Jenis penelitian yang digunakan yaitu penelitian deskriptif kualitatif, yang dilakukan di Kelompok Bermain Islam Cahaya Nurani Jember selama 5 minggu.
x
Sumber data yang diperoleh dari informan yaitu anak autis, guru pendamping khusus, dan orangtua. Metode pengumpulan data dilakukan melalui metode observasi (checklist dan catatan lapangan), wawancara, dan metode dokumentasi. Adapun teknik analisis data yang digunakan adalah teknik analisis data melalui empat tahapan yaitu proses pengumpulan data, reduksi data, penyajian data, dan penarikan kesimpulan.
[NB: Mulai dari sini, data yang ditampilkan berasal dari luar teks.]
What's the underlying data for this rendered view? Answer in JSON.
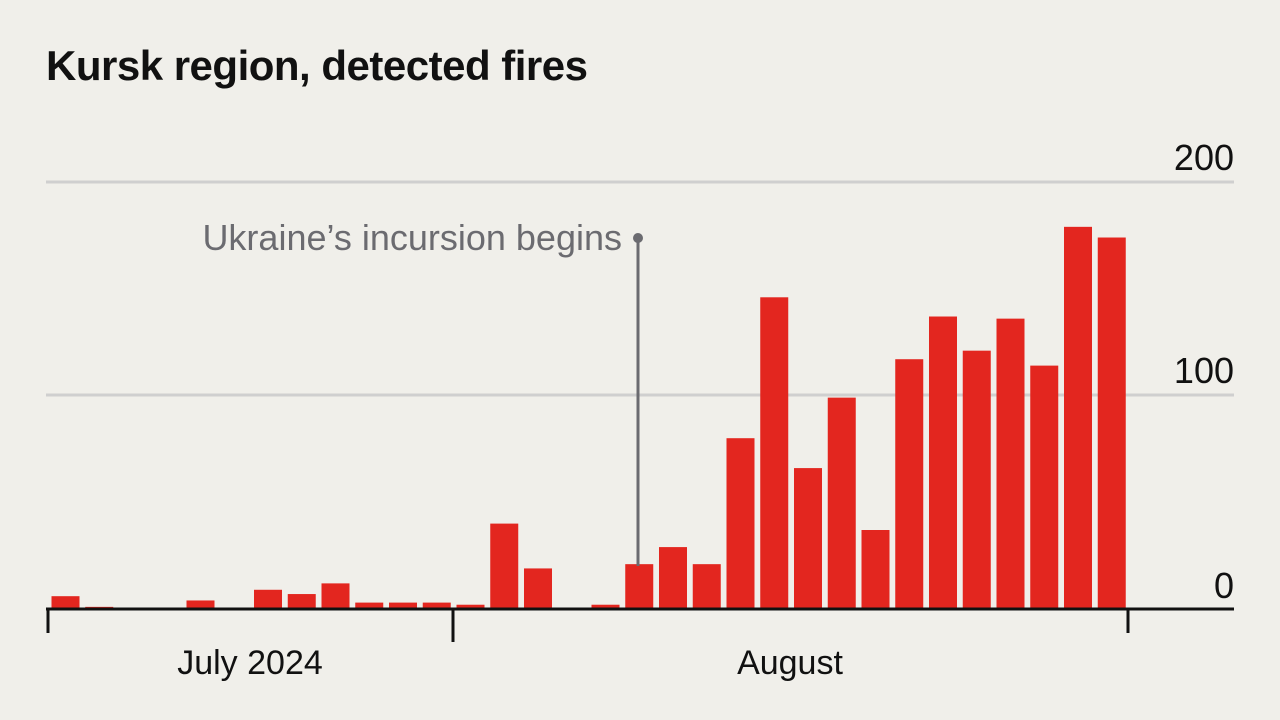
{
  "colors": {
    "background": "#f0efea",
    "bar": "#e3261f",
    "grid": "#cfcfcf",
    "axis": "#111111",
    "annotation": "#6b6b70"
  },
  "chart_data": {
    "type": "bar",
    "title": "Kursk region, detected fires",
    "x_labels": [
      "July 2024",
      "August"
    ],
    "y_ticks": [
      "200",
      "100",
      "0"
    ],
    "ylim": [
      0,
      200
    ],
    "grid": true,
    "annotation": {
      "text": "Ukraine’s incursion begins",
      "date": "2024-08-06"
    },
    "x": [
      "2024-07-06",
      "2024-07-07",
      "2024-07-08",
      "2024-07-09",
      "2024-07-10",
      "2024-07-11",
      "2024-07-12",
      "2024-07-13",
      "2024-07-14",
      "2024-07-15",
      "2024-07-16",
      "2024-07-17",
      "2024-07-18",
      "2024-07-19",
      "2024-07-20",
      "2024-07-21",
      "2024-07-22",
      "2024-07-23",
      "2024-07-24",
      "2024-08-06",
      "2024-08-07",
      "2024-08-08",
      "2024-08-09",
      "2024-08-10",
      "2024-08-11",
      "2024-08-12",
      "2024-08-13",
      "2024-08-14",
      "2024-08-15",
      "2024-08-16",
      "2024-08-17",
      "2024-08-18",
      "2024-08-19"
    ],
    "values": [
      6,
      1,
      0,
      0,
      4,
      0,
      9,
      7,
      12,
      3,
      3,
      3,
      2,
      40,
      19,
      0,
      2,
      21,
      29,
      21,
      80,
      146,
      66,
      99,
      37,
      117,
      137,
      121,
      136,
      114,
      179,
      174,
      0
    ]
  }
}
Berdasarkan hasil penelitian di KB Islam Cahaya Nurani Jember, pertama anak autissudah dapat mengenali bentuk-bentuk emosi dasar seperti gembira, marah, takut, dan sedih. Meskipun ada yang hanya menonjol pada salah satu emosi akan tetapi emosi yang lain tetap ditunjukkan baik dalam kategori berat, sedang, dan ringan. Kedua, dalam hal respon emosi terhadap situasi dan orang lain juga sudah muncul semua baik anak autis dalam kategori berat, sedang, dan ringan. Untuk autis kategori berat sumber stimulus yang paling utama yaitu stimulus sensorik dan objek atau benda. Untuk autis kategori sedang sumber stimulus yang menjadi penyebab utama yaitu kegiatan bermain dan melihat hal-hal yang terbaru. Sedangkan untuk autis kategori ringan yang menjadi penyebab utama yaitu stimulus interaksi dengan teman sebayanya. Ketiga, dalam hal regulasi emosi dibagi menjadi dua yaitu regulasi internal dan regulasi eksternal. Untuk anak autis kategori berat, cenderung mengendalikan emosinya dengan menyibukkan diri dengan alat mainannya, berusaha menghentikan suara ataupun benda yang tidak menyenangkan. Untuk anak autis kategori sedang dalam mengendalikan emosi yaitu dengan gerakan stereotipik atau menyibukkan diri dengan alat mainannya. Sedangkan untuk autis kategori ringan dalam mengendalikan emosi yaitu bermain dengan temannya, menyibukkan diri dengan alat mainannya dan menyendiri di pojok ruangan. Untuk pengendalian eksternal, guru pendamping khusus dalam mengendalikan emosi pada saat marah, baik itu kategori berat, sedang, dan ringan yaitu dipeluk sambil dielus-elus kepalanya. Saran yang dapat diberikan yaitu orangtua harus berkerja sama dengan guru pendamping khusus, karena meskipun anak sudah belajar di sekolah tetapi di rumah tidak diajarkan lagi maka anak tidak akan berkembang, ini disebabkan karena anak autis membutuhkan kebiasaan belajar yang harus di ulang-ulang.